The two child performers are absolutely sensational. 13 year old Lilla Crawford plays Little Red Riding Hood like an old pro, completely stealing that first scene in the Bakers’ shop, as she discovers and devours cookies with the efficiency of a heat-seeking missile. When she’s interacting with the other main characters she’s equally as assured as the most experienced of actors. Similarly, 15 year old Daniel Huttlestone, who both warmed and broke your heart as Gavroche in Les Miserables, takes to Jack as a duck to water with his fine singing voice and confident cheeky personality. Anna Kendrick does a good job as the stereotypical Cinderella, putting up with the cruelty of her step-sisters and falling in love with the Prince, but with the added dimension of the role’s darker dénouement too.

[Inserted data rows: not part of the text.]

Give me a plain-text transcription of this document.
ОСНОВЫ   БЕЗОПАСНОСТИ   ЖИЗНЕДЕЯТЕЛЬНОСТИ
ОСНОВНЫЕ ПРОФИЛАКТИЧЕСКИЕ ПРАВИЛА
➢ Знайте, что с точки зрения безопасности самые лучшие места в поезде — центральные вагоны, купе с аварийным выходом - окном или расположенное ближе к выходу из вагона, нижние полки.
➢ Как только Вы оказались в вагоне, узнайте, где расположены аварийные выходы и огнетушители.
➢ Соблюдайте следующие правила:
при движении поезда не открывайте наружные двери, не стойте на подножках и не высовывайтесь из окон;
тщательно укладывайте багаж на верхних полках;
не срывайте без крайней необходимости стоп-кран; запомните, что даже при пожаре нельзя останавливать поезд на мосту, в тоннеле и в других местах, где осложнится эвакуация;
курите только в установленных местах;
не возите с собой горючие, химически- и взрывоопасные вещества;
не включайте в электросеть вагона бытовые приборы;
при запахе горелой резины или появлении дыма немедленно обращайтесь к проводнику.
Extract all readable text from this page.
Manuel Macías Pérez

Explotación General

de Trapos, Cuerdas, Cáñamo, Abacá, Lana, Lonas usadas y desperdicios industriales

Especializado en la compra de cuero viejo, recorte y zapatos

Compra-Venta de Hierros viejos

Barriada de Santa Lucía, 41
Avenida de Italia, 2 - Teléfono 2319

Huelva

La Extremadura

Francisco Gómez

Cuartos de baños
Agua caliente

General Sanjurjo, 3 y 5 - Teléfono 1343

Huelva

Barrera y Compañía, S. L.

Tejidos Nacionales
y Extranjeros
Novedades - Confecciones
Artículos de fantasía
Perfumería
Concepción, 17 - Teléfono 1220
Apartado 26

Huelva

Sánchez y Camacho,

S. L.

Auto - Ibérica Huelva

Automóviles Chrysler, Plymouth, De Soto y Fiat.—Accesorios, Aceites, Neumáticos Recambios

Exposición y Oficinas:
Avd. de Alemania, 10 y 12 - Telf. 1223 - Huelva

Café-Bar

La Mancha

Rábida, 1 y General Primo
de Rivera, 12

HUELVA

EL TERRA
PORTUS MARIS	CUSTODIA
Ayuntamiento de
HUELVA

One of the best scenes in the film was the song Agony, performed by Chris Pine as Cinderella’s Prince and Billy Magnussen as Rapunzel’s Prince, each trying to out-prince each other as their duet gets progressively wetter, the further into a rocky waterfall they blunder. Both suitors are really well cast, Mr Pine having the terrific line about only being trained to be charming, not sincere; and Mr Magnussen doing a marvellously painful descent on Rapunzel’s hair. I confess, when Rapunzel’s tear dropped onto his eye and he could see again, my brain let out a huge soppy “awwwwww” – I just hope my mouth didn’t hear and follow suit. Mackenzie Mauzy is an excellent Rapunzel, changing from malleable daughter to being unable to forgive her mother – and under the circumstances why would you? – and Johnny Depp is a splendidly eerie and foppish wolf, planning main course and pudding before getting his own just desserts. Cinderella’s horrendous household is very amusingly portrayed by Tammy Blanchard and Lucy Punch as her villainous step-sisters and Christina Baranski as her brutally bossy stepmother (no Baron Hardup here).
There’s also a lot of fun to be had spotting famous people in minor roles, like Annette Crosbie as Little Red Riding Hood’s granny, Frances de la Tour as the Giant’s wife, and Simon Russell Beale as the Baker’s father. But the biggest blast from the past – for me at least – was when Jack’s mother first appeared and I whispered to Mrs C “could that possibly be Tracey Ullman?” who I hadn’t seen since she was in Three of a Kind (whatever happened to David Copperfield) and since she drove away with Paul McCartney in the “They Don’t Know” video. And yes indeed it is Tracey Ullman and she gives a wonderfully warm and funny performance, with no care at all for the moralities of corporal punishment.
Just like when we saw The Theory of Everything last week, my only criticism of the film is that it just goes on a bit too long. Mentally, I did something of a “switch-off” when the witch became beautiful and the bakers got their child. Maybe I’m just a happy ever after kind of person who didn’t need to see all these people’s worlds subsequently fall apart. In the stage production that’s just the end of Act One. Knowing me, I probably needed an interval. When it became clear there was still some distance to go the film just started to tire me. But it’s a bold man who tells Sondheim he’s got it wrong, and I wouldn’t dream of it. All in all it’s a really enjoyable film with great performances and a feast of splendour for the eyes and especially the ears. Making this film guarantees that the show will continue to delight audiences for generations to come.